La incitación al asesinato del Führer, según el artículo 5.° de la Ley del 28 de julio de 1933, está penada con la ejecutación por decapitación.

Pruebas de convicción:

1.° Confesión del acusado.

2.° Testimonio voluntario de tres testigos:

1) La mujer de la limpieza del cuartel, señora K.

2) El teniente P., del Departamento Militar Político.

3) El GefreiterH., del Servicio Político de Seguridad Militar.

Los testigos no comparecerán ante el tribunal. Sus testimonios están incluidos en este acta, bajo la rúbrica «secreto de Estado». Estos testimonios serán destruidos inmediatamente después del juicio, de acuerdo con el artículo 14 de la «Ley sobre la Seguridad del Estado».

Todo el caso será considerado GEKADOS y enviado al RSHA, Prinz Albrecht Strasse, 8, Berlín.

Sumario realizado por el SD Standartenführer KriminalratPaul Bielert.

F. WEIERSBERG,

Auditor del Cuerpo

General de Caballería

SS Gruppenführer

Procurador General

El teniente Ohlsen miró hacia la ventana gris y entejada. Aquel acta de acusación debía de ser una broma. Sólo la Gestapo era capaz de una cosa semejante. En Torgau, ocurría a menudo que se llevaran a diez prisioneros para ser ejecutados. Después de ocho ejecuciones, se indultaba a los dos últimos. La psicosis de terror que habían experimentado durante la ejecución de sus ocho compañeros les predisponía a colaborar con la Gestapo. Toda la Gestapo se basaba en millares de confidentes, en personas de apariencia inofensiva, pero extremadamente peligrosas a causa de la situación en que las habían colocado la Gestapo.
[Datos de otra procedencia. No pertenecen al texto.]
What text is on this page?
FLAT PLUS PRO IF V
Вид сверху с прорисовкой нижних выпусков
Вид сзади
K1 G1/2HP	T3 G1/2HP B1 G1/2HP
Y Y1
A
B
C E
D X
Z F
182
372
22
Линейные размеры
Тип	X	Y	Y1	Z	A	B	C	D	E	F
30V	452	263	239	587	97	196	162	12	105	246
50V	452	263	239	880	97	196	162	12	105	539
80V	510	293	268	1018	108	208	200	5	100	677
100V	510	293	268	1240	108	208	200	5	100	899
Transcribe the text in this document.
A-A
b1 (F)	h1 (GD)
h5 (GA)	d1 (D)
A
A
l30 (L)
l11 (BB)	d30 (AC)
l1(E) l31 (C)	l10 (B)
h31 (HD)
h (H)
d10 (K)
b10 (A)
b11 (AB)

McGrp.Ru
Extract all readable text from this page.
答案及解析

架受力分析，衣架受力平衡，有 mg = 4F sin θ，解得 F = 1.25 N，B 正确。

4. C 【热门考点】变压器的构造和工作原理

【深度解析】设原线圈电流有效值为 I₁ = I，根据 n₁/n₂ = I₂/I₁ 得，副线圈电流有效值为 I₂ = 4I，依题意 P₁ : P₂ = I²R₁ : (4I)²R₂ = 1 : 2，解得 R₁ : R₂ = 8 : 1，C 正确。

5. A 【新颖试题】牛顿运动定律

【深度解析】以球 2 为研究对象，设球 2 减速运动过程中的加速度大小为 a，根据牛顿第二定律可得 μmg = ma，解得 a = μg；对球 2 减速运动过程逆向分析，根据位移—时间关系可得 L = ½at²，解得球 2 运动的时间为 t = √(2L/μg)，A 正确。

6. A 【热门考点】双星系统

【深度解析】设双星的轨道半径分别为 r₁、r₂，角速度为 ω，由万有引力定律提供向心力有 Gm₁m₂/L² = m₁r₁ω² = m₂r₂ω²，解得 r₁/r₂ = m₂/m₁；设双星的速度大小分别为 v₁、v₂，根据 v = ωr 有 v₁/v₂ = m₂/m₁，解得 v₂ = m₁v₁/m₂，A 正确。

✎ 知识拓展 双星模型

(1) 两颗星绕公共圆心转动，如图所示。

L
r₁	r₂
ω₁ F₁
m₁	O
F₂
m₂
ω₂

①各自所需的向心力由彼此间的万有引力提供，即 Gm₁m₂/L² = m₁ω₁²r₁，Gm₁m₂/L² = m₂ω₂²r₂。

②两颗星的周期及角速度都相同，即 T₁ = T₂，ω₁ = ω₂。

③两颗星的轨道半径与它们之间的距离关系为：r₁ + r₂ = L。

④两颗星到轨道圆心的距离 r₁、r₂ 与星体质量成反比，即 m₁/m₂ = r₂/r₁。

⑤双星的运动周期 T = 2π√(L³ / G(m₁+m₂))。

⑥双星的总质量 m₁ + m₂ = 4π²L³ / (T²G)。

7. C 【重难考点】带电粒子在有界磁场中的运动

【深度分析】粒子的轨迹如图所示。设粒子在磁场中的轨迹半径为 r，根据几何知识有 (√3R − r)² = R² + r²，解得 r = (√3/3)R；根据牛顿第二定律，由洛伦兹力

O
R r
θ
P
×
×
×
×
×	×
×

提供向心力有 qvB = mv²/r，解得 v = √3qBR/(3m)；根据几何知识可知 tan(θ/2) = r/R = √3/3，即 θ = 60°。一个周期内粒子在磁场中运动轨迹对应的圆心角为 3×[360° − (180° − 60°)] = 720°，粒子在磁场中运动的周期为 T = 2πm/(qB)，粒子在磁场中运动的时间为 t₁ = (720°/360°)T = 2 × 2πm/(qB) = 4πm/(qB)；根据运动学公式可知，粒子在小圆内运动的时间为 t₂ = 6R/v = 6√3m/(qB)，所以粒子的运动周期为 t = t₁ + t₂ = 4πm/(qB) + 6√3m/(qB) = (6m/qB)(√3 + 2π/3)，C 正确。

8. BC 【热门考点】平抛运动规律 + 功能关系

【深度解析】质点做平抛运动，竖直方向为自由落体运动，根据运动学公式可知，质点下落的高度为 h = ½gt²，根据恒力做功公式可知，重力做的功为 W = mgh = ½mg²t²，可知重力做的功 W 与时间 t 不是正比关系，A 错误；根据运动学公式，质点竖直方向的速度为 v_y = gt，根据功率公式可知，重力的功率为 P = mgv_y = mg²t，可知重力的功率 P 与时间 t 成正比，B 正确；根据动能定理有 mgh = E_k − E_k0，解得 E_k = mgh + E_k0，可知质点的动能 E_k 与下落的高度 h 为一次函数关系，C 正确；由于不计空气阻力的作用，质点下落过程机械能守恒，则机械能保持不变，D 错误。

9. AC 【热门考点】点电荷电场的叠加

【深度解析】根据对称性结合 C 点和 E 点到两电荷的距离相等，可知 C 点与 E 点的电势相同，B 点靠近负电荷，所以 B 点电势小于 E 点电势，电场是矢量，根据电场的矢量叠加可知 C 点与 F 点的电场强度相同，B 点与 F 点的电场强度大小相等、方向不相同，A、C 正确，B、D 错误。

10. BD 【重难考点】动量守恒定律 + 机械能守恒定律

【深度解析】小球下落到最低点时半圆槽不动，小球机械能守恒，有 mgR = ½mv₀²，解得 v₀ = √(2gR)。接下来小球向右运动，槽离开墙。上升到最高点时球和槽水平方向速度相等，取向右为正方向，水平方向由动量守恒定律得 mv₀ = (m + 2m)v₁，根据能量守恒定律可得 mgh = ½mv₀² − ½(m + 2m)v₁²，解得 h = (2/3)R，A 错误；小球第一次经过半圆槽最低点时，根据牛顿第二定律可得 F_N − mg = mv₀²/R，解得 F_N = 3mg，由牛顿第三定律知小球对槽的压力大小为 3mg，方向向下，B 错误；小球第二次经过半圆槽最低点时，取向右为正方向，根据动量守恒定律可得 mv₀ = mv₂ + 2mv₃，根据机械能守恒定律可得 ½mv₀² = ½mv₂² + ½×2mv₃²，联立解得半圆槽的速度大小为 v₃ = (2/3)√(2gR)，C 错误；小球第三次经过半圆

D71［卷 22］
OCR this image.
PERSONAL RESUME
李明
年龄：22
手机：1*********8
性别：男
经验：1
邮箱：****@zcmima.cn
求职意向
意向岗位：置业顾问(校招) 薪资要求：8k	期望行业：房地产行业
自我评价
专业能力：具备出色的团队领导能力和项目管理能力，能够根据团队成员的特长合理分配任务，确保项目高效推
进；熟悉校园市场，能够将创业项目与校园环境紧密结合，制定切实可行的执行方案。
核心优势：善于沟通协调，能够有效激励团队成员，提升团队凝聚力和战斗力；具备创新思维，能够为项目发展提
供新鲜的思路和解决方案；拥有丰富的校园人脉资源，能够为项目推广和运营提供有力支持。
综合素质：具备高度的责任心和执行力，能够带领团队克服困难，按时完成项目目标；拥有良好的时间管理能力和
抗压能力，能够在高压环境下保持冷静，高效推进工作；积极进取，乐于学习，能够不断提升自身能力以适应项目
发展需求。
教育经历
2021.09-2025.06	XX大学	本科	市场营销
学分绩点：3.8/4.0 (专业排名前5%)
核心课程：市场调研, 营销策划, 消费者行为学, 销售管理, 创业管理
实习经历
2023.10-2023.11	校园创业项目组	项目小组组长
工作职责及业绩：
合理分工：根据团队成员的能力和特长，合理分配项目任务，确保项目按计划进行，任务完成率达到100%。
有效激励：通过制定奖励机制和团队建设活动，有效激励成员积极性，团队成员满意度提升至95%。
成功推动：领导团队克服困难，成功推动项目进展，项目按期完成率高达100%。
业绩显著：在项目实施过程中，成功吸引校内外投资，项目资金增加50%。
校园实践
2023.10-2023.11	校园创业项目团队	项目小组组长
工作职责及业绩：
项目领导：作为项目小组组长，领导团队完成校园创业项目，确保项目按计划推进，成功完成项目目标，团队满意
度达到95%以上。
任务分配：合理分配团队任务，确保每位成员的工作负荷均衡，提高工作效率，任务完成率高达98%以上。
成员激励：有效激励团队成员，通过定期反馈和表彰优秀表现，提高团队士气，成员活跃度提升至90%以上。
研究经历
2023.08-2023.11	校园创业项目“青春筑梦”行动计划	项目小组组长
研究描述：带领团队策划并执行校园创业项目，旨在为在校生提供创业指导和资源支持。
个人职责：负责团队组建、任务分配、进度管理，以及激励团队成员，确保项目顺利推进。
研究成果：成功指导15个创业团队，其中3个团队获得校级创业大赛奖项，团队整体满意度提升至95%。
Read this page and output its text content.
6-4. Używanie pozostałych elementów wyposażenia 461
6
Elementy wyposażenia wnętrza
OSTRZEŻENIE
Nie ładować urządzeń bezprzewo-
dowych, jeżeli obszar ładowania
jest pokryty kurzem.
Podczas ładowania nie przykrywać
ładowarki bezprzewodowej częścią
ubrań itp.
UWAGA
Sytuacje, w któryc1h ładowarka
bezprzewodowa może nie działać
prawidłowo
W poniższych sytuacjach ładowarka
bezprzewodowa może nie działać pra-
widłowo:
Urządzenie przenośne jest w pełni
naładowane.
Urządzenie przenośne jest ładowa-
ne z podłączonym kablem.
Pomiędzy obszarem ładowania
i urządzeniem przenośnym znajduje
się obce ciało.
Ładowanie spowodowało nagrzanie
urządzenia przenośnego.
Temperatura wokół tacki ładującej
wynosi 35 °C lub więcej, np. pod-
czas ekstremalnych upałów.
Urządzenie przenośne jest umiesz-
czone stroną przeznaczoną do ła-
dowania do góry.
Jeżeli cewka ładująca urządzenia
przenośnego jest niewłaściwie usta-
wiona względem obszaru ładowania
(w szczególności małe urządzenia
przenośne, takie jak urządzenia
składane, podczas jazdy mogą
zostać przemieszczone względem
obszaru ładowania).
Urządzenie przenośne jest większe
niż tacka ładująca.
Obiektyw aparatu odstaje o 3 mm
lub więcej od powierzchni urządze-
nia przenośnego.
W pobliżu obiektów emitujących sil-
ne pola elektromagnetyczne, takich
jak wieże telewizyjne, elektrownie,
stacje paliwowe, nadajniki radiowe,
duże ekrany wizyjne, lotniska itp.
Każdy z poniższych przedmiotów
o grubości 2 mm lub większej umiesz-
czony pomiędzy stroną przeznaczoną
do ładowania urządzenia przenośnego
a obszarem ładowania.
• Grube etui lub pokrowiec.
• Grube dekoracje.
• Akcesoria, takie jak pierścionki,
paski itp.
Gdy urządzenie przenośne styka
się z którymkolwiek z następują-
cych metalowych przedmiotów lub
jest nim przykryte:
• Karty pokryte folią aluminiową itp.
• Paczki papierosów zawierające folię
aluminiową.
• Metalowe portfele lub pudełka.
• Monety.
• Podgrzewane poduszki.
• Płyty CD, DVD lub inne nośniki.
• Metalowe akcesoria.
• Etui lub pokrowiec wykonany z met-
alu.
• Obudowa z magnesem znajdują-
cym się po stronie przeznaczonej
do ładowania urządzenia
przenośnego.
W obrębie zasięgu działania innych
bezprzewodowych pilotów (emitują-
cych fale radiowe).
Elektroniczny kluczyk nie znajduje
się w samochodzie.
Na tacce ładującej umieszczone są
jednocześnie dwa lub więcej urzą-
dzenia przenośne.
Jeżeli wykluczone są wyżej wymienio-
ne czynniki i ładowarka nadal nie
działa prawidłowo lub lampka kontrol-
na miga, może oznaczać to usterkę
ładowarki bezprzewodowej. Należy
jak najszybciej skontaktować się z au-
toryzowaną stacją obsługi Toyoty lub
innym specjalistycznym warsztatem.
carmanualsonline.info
El teniente Ohlsen lo sabía muy bien. Pero lo que ignoraba es que el mismo día, una carta de la Kommandantur de la Wehrmacht de Hamburgo había sido enviada a la Kommandantur de la plaza de Altona:

Wehrmachtkommandantur Hamburgo

Jurisdicción del Komando de Altona

X.AK 76.° Reg. Inf.

GEKADOS URGENTE

Orden transmitida por el auditor del 10° Cuerpo, zona de defensa 9.

Esta nota ha de ser destruida inmediatamente después de su lectura por dos oficiales. Se acusará recibo verbalmente por teléfono al auditor del Cuerpo.

Ref.: Ejecución a consecuencia de sentencia de muerte.

El Tribunal especial presidido por el general en jefe de la zona de defensa 9 pronunciará, probablemente mañana, la sentencia de muerte de cuatro soldados:

Oberleutnant de Infantería Karl Heinz Berger, del 12° Regimiento de Granaderos.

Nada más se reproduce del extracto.